Come dire: “La classica commedia dell’arte piena di intrighi e travestimenti che erano di casa fra i compositori italiani alla corte di Caterina II di Russia, Cimarosa, Paisiello e, per l’appunto Galuppi” racconta ancora Bonfadelli che ha dato una cornice semiscenica alla commedia degli equivoci. “Ho fatto arrivare da Mosca una barca, pretendere una gondola sarebbe stato troppo, spiega l’artista veronese, non senza precisare che “i costumi settecenteschi erano di una grande sartoria milanese” e che i giovani interpreti provenivano quasi tutti “dalla Bottega del Festival Donizetti di Bergamo con cui avevo già lavorato per il dittico che tanto successo ha avuto nell’ultima edizione della rassegna.”.
Fin qui la parte musicale dell’esperienza che, in realtà, “è stata un’avventura. Abbiamo viaggiato da Milano a Istanbul perché da quattro anni dall’Italia non partono aerei per la Russia. A Istanbul avevamo sette ore di scalo prima di proseguire. A questo punto da Sochi è arrivata la notizia che la città stava subendo un attacco di droni. L’Aeroflot ci ha trasferito in un albergo, dove sono proseguite le prove, fra lo stupore del personale e del pubblico. Siamo arrivati a Sochi alle tre di notte e ci siamo rimasti in tutto ventisette ore sotto una pioggia pazzesca. Lo spettacolo però è stato salutato da una standing ovation. Il pubblico di Sochi ha una curiosità, un’attenzione e un amore per la cultura italiana.”.

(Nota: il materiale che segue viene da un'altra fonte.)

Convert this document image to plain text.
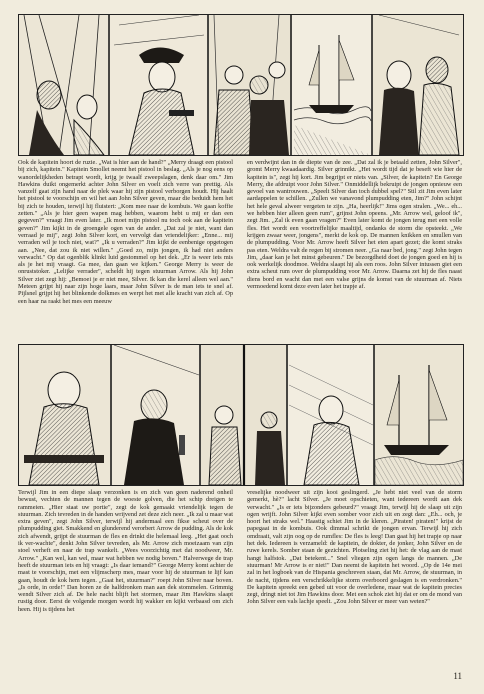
Ook de kapitein hoort de ruzie. „Wat is hier aan de hand?" „Merry draagt een pistool bij zich, kapitein." Kapitein Smollet neemt het pistool in beslag. „Als je nog eens op wanordelijkheden betrapt wordt, krijg je twaalf zweepslagen, denk daar om." Jim Hawkins duikt ongemerkt achter John Silver en voelt zich verre van prettig. Als vanzelf gaat zijn hand naar de plek waar hij zijn pistool verborgen houdt. Hij haalt het pistool te voorschijn en wil het aan John Silver geven, maar die beduidt hem het bij zich te houden, terwijl hij fluistert: „Kom mee naar de kombuis. We gaan koffie zetten." „Als je hier geen wapen mag hebben, waarom hebt u mij er dan een gegeven?" vraagt Jim even later. „Ik moet mijn pistool nu toch ook aan de kapitein geven?" Jim kijkt in de groengele ogen van de ander. „Dat zal je niet, want dan verraad je mij", zegt John Silver kort, en vervolgt dan vriendelijker: „Enne... mij verraden wil je toch niet, wat?" „Ik u verraden?" Jim kijkt de eenbenige opgetogen aan. „Nee, dat zou ik niet willen." „Goed zo, mijn jongen, ik had niet anders verwacht." Op dat ogenblik klinkt luid gestommel op het dek. „Er is weer iets mis als je het mij vraagt. Ga mee, dan gaan we kijken." George Merry is weer de onruststoker. „Lelijke verrader", scheldt hij tegen stuurman Arrow. Als hij John Silver ziet zegt hij: „Bemoei je er niet mee, Silver. Ik kan die kerel alleen wel aan." Meteen grijpt hij naar zijn hoge laars, maar John Silver is de man iets te snel af. Pijlsnel grijpt hij het blinkende dolkmes en werpt het met alle kracht van zich af. Op een haar na raakt het mes een meeuw

en verdwijnt dan in de diepte van de zee. „Dat zal ik je betaald zetten, John Silver", gromt Merry kwaadaardig. Silver grinnikt. „Het wordt tijd dat je beseft wie hier de kapitein is", zegt hij kort. Jim begrijpt er niets van. „Silver, de kapitein? En George Merry, die afdruipt voor John Silver." Onmiddellijk bekruipt de jongen opnieuw een gevoel van wantrouwen. „Speelt Silver dan toch dubbel spel?" Stil zit Jim even later aardappelen te schillen. „Zullen we vanavond plumpudding eten, Jim?" John schijnt het hele geval alweer vergeten te zijn. „Ha, heerlijk!" Jims ogen stralen. „We... eh... we hebben hier alleen geen rum", grijnst John opeens. „Mr. Arrow wel, geloof ik", zegt Jim. „Zal ik even gaan vragen?" Even later komt de jongen terug met een volle fles. Het wordt een voortreffelijke maaltijd, ondanks de storm die opsteekt. „We krijgen zwaar weer, jongens", merkt de kok op. De mannen knikken en smullen van de plumpudding. Voor Mr. Arrow heeft Silver het eten apart gezet; die komt straks pas eten. Weldra valt de regen bij stromen neer. „Ga naar bed, jong." zegt John tegen Jim, „daar kan je het minst gebeuren." De bezorgdheid doet de jongen goed en hij is ook werkelijk doodmoe. Weldra slaapt hij als een roos. John Silver intussen giet een extra scheut rum over de plumpudding voor Mr. Arrow. Daarna zet hij de fles naast diens bord en wacht dan met een valse grijns de komst van de stuurman af. Niets vermoedend komt deze even later het trapje af.

Terwijl Jim in een diepe slaap verzonken is en zich van geen naderend onheil bewust, vechten de mannen tegen de woeste golven, die het schip dreigen te rammeien. „Hier staat uw portie", zegt de kok gemaakt vriendelijk tegen de stuurman. Zich tevreden in de handen wrijvend zet deze zich neer. „Ik zal u maar wat extra geven", zegt John Silver, terwijl hij andermaal een fikse scheut over de plumpudding giet. Smakkend en glunderend verorbert Arrow de pudding. Als de kok zich afwendt, grijpt de stuurman de fles en drinkt die helemaal leeg. „Het gaat ooch ik ver-wachte", denkt John Silver tevreden, als Mr. Arrow zich moeizaam van zijn stoel verheft en naar de trap wankelt. „Wees voorzichtig met dat noodweer, Mr. Arrow." „Kan wel, kan wel, maar wat hebben we nodig boven." Halverwege de trap heeft de stuurman iets en hij vraagt: „Is daar iemand?" George Merry komt achter de mast te voorschijn, met een vlijmscherp mes, maar voor hij de stuurman te lijf kan gaan, houdt de kok hem tegen. „Gaat het, stuurman?" roept John Silver naar boven. „Is orde, in orde!" Dan horen ze de halfdronken man aan dek stommelen. Grimmig wendt Silver zich af. De hele nacht blijft het stormen, maar Jim Hawkins slaapt rustig door. Eerst de volgende morgen wordt hij wakker en kijkt verbaasd om zich heen. Hij is tijdens het

vreselijke noodweer uit zijn kooi geslingerd. „Je hebt niet veel van de storm gemerkt, hè?" lacht Silver. „Je moet opschieten, want iedereen wordt aan dek verwacht." „Is er iets bijzonders gebeurd?" vraagt Jim, terwijl hij de slaap uit zijn ogen wrijft. John Silver kijkt even somber voor zich uit en zegt dan: „Eh... och, je hoort het straks wel." Haastig schiet Jim in de kleren. „Piraten! piraten!" krijst de papegaai in de kombuis. Ook dimmal schrikt de jongen ervan. Terwijl hij zich omdraait, valt zijn oog op de rumfles: De fles is leeg! Dan gaat hij het trapje op naar het dek. Iedereen is verzameld: de kapitein, de dokter, de jonker, John Silver en de ruwe kerels. Somber staan de gezichten. Plotseling ziet hij het: de vlag aan de mast hangt halfstok. „Dat betekent..." Snel vliegen zijn ogen langs de mannen. „De stuurman! Mr Arrow is er niet!" Dan neemt de kapitein het woord. „Op de 14e mei zal in het logboek van de Hispania geschreven staan, dat Mr. Arrow, de stuurman, in de nacht, tijdens een verschrikkelijke storm overboord geslagen is en verdronken." De kapitein spreekt een gebed uit voor de overledene, maar wat de kapitein precies zegt, dringt niet tot Jim Hawkins door. Met een schok ziet hij dat er om de mond van John Silver een vals lachje speelt. „Zou John Silver er meer van weten?"

11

Da tempo, racconta ancora Stefania Bonfadelli: “volevo lavorare con La Magnifica comunità, un gruppo di giovani musicisti entusiasti del repertorio barocco che eseguono su strumenti antichi o imitazione di quelli d’epoca. Casazza è un bravo musicista e una bella persona che a ventitré anni ha creato una Magnifica Comunità di musicisti coraggiosi che hanno portato con la loro musica un segno di pace nella Russia che da tempo non conosce pace.”.

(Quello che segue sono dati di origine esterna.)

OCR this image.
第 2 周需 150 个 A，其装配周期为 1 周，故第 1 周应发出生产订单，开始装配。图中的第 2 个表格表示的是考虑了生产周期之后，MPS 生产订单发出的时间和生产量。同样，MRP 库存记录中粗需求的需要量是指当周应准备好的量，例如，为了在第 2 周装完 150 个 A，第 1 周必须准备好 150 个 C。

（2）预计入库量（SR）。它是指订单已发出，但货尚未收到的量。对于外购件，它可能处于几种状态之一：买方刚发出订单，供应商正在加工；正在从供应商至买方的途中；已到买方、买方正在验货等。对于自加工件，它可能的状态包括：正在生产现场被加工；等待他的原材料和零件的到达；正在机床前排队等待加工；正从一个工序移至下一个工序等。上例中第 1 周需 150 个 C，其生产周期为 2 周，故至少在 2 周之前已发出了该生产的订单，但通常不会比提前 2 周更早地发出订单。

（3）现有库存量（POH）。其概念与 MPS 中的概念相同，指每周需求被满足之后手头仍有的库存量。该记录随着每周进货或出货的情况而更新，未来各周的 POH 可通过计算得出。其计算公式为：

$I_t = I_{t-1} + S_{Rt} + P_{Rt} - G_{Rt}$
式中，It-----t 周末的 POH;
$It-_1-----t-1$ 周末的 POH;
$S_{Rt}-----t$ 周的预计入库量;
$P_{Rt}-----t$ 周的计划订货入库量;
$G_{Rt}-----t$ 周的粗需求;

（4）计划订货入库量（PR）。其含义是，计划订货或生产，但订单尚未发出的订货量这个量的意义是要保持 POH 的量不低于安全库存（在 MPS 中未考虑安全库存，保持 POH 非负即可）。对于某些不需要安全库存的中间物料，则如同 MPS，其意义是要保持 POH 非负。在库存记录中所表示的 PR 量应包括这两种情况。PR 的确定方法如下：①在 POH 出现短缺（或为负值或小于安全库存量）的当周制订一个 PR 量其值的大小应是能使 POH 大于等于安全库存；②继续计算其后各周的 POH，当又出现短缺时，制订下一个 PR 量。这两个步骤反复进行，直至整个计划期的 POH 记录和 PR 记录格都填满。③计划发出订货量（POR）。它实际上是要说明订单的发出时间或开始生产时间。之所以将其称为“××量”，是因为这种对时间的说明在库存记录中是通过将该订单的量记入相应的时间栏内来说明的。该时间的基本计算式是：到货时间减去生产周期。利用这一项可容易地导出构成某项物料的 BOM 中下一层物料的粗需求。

La musica unisce?: “La musica è un ponte fra culture diverse in cui tutti parliamo la stessa lingua e possiamo essere testimoni di pace”, spiega ancora Bonadelli.
“Per tutti è stata un’avventura rischiosa, ma io la ritengo un’esperienza meravigliosa, che testimonia come la musica e lo sport, che tanto è praticato a Sochi, possono essere straordinari strumenti di pacificazione.”.